Bionano Genomics, Inc. kondigt een peer-reviewed publicatie aan met de resultaten van de tweede fase van een groot multisite klinisch onderzoek dat ontworpen is om het vaststellen van optical genome mapping (OGM) als onderdeel van de standaard zorg (SOC) bij de diagnose van genetische ziekten voor postnatale patiënten te ondersteunen. De klinische studie is ontworpen om OGM te vergelijken met de huidige SOC-technieken, met inbegrip van concordantie, reproduceerbaarheid, technisch succespercentage en het percentage detecteerbare bevindingen in gevallen. De gepubliceerde eerste fase van deze multisite studie toonde de technische prestaties en reproduceerbaarheid van OGM op verschillende locaties aan in vergelijking met SOC-analyse.

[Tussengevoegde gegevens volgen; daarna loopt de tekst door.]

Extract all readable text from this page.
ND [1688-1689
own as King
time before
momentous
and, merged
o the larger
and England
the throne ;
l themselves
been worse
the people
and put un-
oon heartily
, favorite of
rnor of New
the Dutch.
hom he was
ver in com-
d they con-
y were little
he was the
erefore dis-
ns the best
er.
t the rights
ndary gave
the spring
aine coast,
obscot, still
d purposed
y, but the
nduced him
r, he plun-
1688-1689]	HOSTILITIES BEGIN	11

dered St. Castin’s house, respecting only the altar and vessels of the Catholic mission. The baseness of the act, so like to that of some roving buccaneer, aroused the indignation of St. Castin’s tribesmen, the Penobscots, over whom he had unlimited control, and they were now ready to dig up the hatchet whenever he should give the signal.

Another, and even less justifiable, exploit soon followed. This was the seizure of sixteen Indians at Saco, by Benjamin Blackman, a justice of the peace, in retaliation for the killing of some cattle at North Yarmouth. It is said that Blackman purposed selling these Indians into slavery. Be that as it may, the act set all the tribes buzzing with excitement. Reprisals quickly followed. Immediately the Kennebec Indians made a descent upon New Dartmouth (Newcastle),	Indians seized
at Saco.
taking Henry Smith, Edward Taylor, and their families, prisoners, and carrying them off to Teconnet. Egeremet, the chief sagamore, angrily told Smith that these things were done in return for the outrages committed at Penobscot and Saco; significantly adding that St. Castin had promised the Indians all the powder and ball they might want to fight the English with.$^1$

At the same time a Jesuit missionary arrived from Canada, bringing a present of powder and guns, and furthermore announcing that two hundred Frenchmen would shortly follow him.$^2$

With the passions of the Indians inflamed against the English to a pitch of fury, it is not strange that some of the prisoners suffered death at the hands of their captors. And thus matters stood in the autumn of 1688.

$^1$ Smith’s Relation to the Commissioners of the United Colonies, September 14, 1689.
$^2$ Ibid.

In deze tweede fase werd het onderzoek uitgebreid met extra monsters om de technische prestaties en klinische bruikbaarheid van OGM voor postnatale constitutionele aandoeningen verder te beoordelen en om OGM te evalueren in prospectieve monsters en in monsters van proefpersonen met neurologische ontwikkelingsstoornissen, waaronder ontwikkelingsachterstand, verstandelijke beperking en autismespectrumstoornis (ASS). De locaties die het onderzoek uitvoeren en hun hoofdonderzoekers zijn als volgt: University of Rochester Medical Center (dr. M. Anwar Iqbal); Medical College of Wisconsin (dr. Ulrich Broeckel); Columbia University Medical Center (dr. Brynn Levy); Greenwood Genetic Center (dr. Roger Stevenson); Medical College of Georgia, Augusta University (Dr. Ravindra Kolhe); Praxis Genomics (Dr. Peter L. Nagy); University of Iowa Hospitals & Clinics (Aaron Stence); en H. Lee Moffitt Cancer Center (Dr. Aaron Bossler). Belangrijkste bevindingen: De peer-reviewed publicatie beschrijft de prestatiecijfers van OGM in vergelijking met SOC-methoden voor uitdagende monsters van gediagnosticeerde en ongediagnosticeerde zeldzame ziekten.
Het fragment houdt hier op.